We believe the facts will prove us to be right and we believe that Virgin will end up continuing to run the line. But the facts need to be examined.

We have sent the Department for Transport a list of 30 questions and this is meant to be an open society and we haven't had one of those questions answered.

I think in fairness, the public should have those questions answered, we should have those questions answered, it should be an open process.

– Sir Richard Branson talking to BBC Breakfast

Labour urges delay over rail deal

Labour is urging the Government to delay signing a new West Coast Mainline contract so MPs have a chance to fully scrutinise the deal.

Maria Eagle, the shadow transport secretary, said the decision to take the franchise from Virgin Trains and award it to FirstGroup should be put on hold until Parliament returns next week.

The politician said there were concerns over how the move would affect fares and levels of service.

Sir Richard Branson offers to run rail line for free

Sir Richard Branson has offered to run the West Coast Main Line for free to allow Parliament time to debate the decision to award the franchise to rail giant FirstGroup.
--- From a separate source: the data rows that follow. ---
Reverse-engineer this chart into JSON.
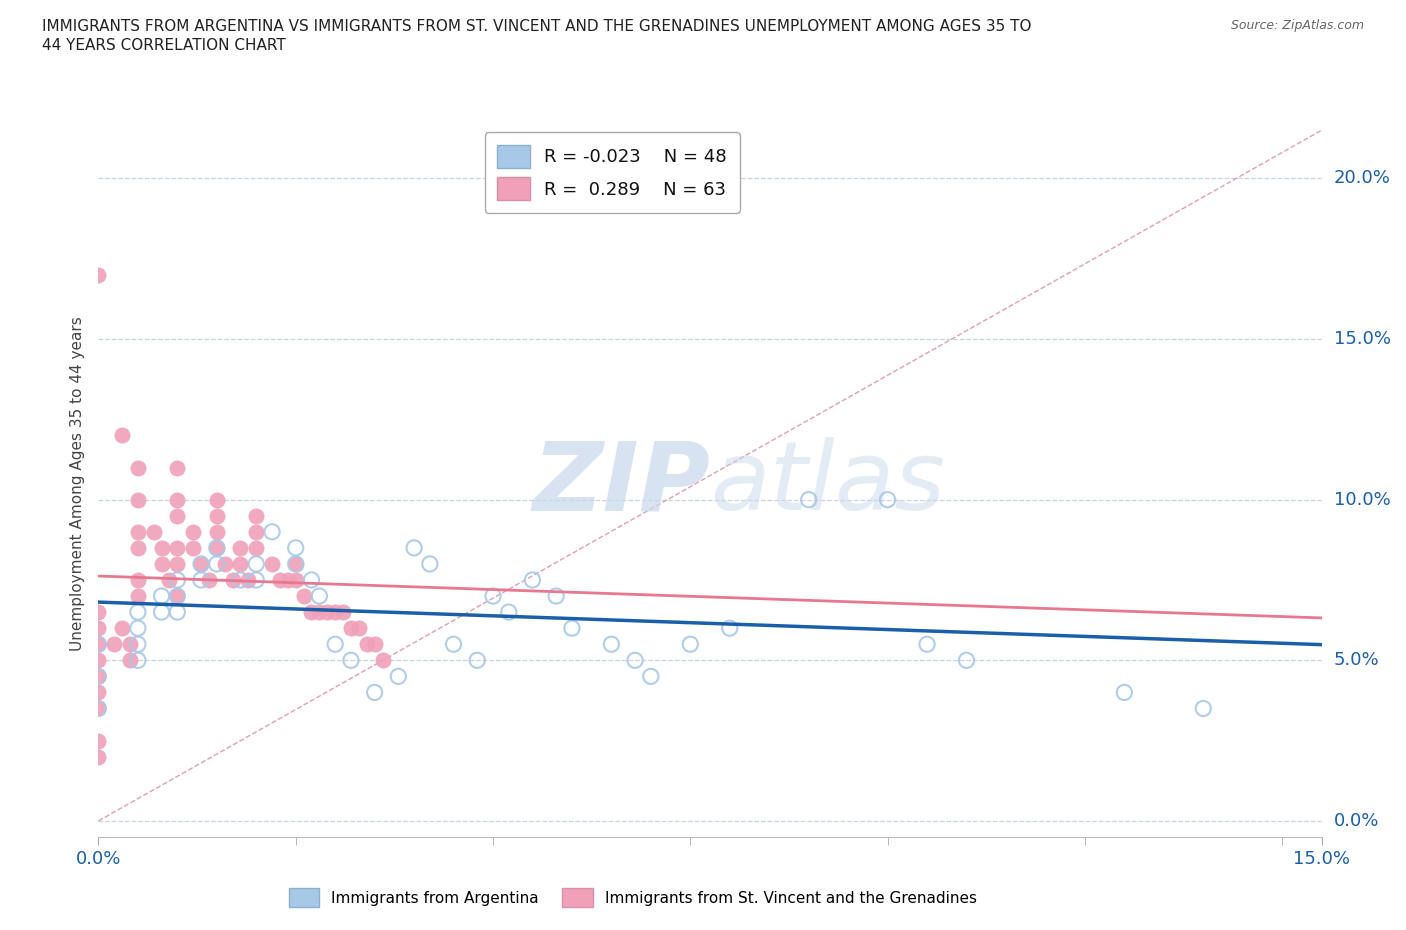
{
  "title": "IMMIGRANTS FROM ARGENTINA VS IMMIGRANTS FROM ST. VINCENT AND THE GRENADINES UNEMPLOYMENT AMONG AGES 35 TO\n44 YEARS CORRELATION CHART",
  "source": "Source: ZipAtlas.com",
  "ylabel_label": "Unemployment Among Ages 35 to 44 years",
  "xlim": [
    0.0,
    0.155
  ],
  "ylim": [
    -0.005,
    0.215
  ],
  "ytick_vals_right": [
    0.0,
    0.05,
    0.1,
    0.15,
    0.2
  ],
  "ytick_labels_right": [
    "0.0%",
    "5.0%",
    "10.0%",
    "15.0%",
    "20.0%"
  ],
  "argentina_color": "#a8c8e8",
  "stv_color": "#f0a0b8",
  "argentina_R": -0.023,
  "argentina_N": 48,
  "stv_R": 0.289,
  "stv_N": 63,
  "argentina_line_color": "#1a5fa8",
  "stv_line_color": "#e87890",
  "diagonal_color": "#e0a0b0",
  "watermark_zip": "ZIP",
  "watermark_atlas": "atlas",
  "argentina_x": [
    0.0,
    0.0,
    0.0,
    0.005,
    0.005,
    0.005,
    0.005,
    0.008,
    0.008,
    0.01,
    0.01,
    0.01,
    0.013,
    0.013,
    0.015,
    0.015,
    0.018,
    0.02,
    0.02,
    0.022,
    0.025,
    0.025,
    0.027,
    0.028,
    0.03,
    0.032,
    0.035,
    0.038,
    0.04,
    0.042,
    0.045,
    0.048,
    0.05,
    0.052,
    0.055,
    0.058,
    0.06,
    0.065,
    0.068,
    0.07,
    0.075,
    0.08,
    0.09,
    0.1,
    0.105,
    0.11,
    0.13,
    0.14
  ],
  "argentina_y": [
    0.055,
    0.045,
    0.035,
    0.065,
    0.06,
    0.055,
    0.05,
    0.07,
    0.065,
    0.075,
    0.07,
    0.065,
    0.08,
    0.075,
    0.085,
    0.08,
    0.075,
    0.08,
    0.075,
    0.09,
    0.085,
    0.08,
    0.075,
    0.07,
    0.055,
    0.05,
    0.04,
    0.045,
    0.085,
    0.08,
    0.055,
    0.05,
    0.07,
    0.065,
    0.075,
    0.07,
    0.06,
    0.055,
    0.05,
    0.045,
    0.055,
    0.06,
    0.1,
    0.1,
    0.055,
    0.05,
    0.04,
    0.035
  ],
  "stv_x": [
    0.0,
    0.0,
    0.0,
    0.0,
    0.0,
    0.0,
    0.0,
    0.0,
    0.0,
    0.0,
    0.002,
    0.003,
    0.003,
    0.004,
    0.004,
    0.005,
    0.005,
    0.005,
    0.005,
    0.005,
    0.005,
    0.007,
    0.008,
    0.008,
    0.009,
    0.01,
    0.01,
    0.01,
    0.01,
    0.01,
    0.01,
    0.012,
    0.012,
    0.013,
    0.014,
    0.015,
    0.015,
    0.015,
    0.015,
    0.016,
    0.017,
    0.018,
    0.018,
    0.019,
    0.02,
    0.02,
    0.02,
    0.022,
    0.023,
    0.024,
    0.025,
    0.025,
    0.026,
    0.027,
    0.028,
    0.029,
    0.03,
    0.031,
    0.032,
    0.033,
    0.034,
    0.035,
    0.036
  ],
  "stv_y": [
    0.17,
    0.065,
    0.06,
    0.055,
    0.05,
    0.045,
    0.04,
    0.035,
    0.025,
    0.02,
    0.055,
    0.12,
    0.06,
    0.055,
    0.05,
    0.11,
    0.1,
    0.09,
    0.085,
    0.075,
    0.07,
    0.09,
    0.085,
    0.08,
    0.075,
    0.11,
    0.1,
    0.095,
    0.085,
    0.08,
    0.07,
    0.09,
    0.085,
    0.08,
    0.075,
    0.1,
    0.095,
    0.09,
    0.085,
    0.08,
    0.075,
    0.085,
    0.08,
    0.075,
    0.095,
    0.09,
    0.085,
    0.08,
    0.075,
    0.075,
    0.08,
    0.075,
    0.07,
    0.065,
    0.065,
    0.065,
    0.065,
    0.065,
    0.06,
    0.06,
    0.055,
    0.055,
    0.05
  ]
}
The entrepreneur made a last-ditch appeal to the Government to delay signing the 13-year contract on Tuesday.

Sir Richard said Virgin Trains and Stagecoach would operate the line on a not-for-profit basis or donate profits to charity if the franchise needed to be extended beyond December for a few months to allow Parliament to investigate the decision.

Sir Richard Branson at the window of an 11 carriage Pendolino train at Euston railway station. Credit: Geoff Caddick/PA Archive

In an opinion piece for the Sunday Telegraph, Sir Richard said: "It is far better for MPs to have the chance to debate the issues, and question ministers on the detail before the decision is finalised.

"To assist in this process, there should be an independent audit of the DfT decision to ensure it has been based on correct criteria and reliable forecasting of customer numbers, revenue and payments to Government.

"We must ensure that this crucial decision is taken with all the facts correctly assessed and understood."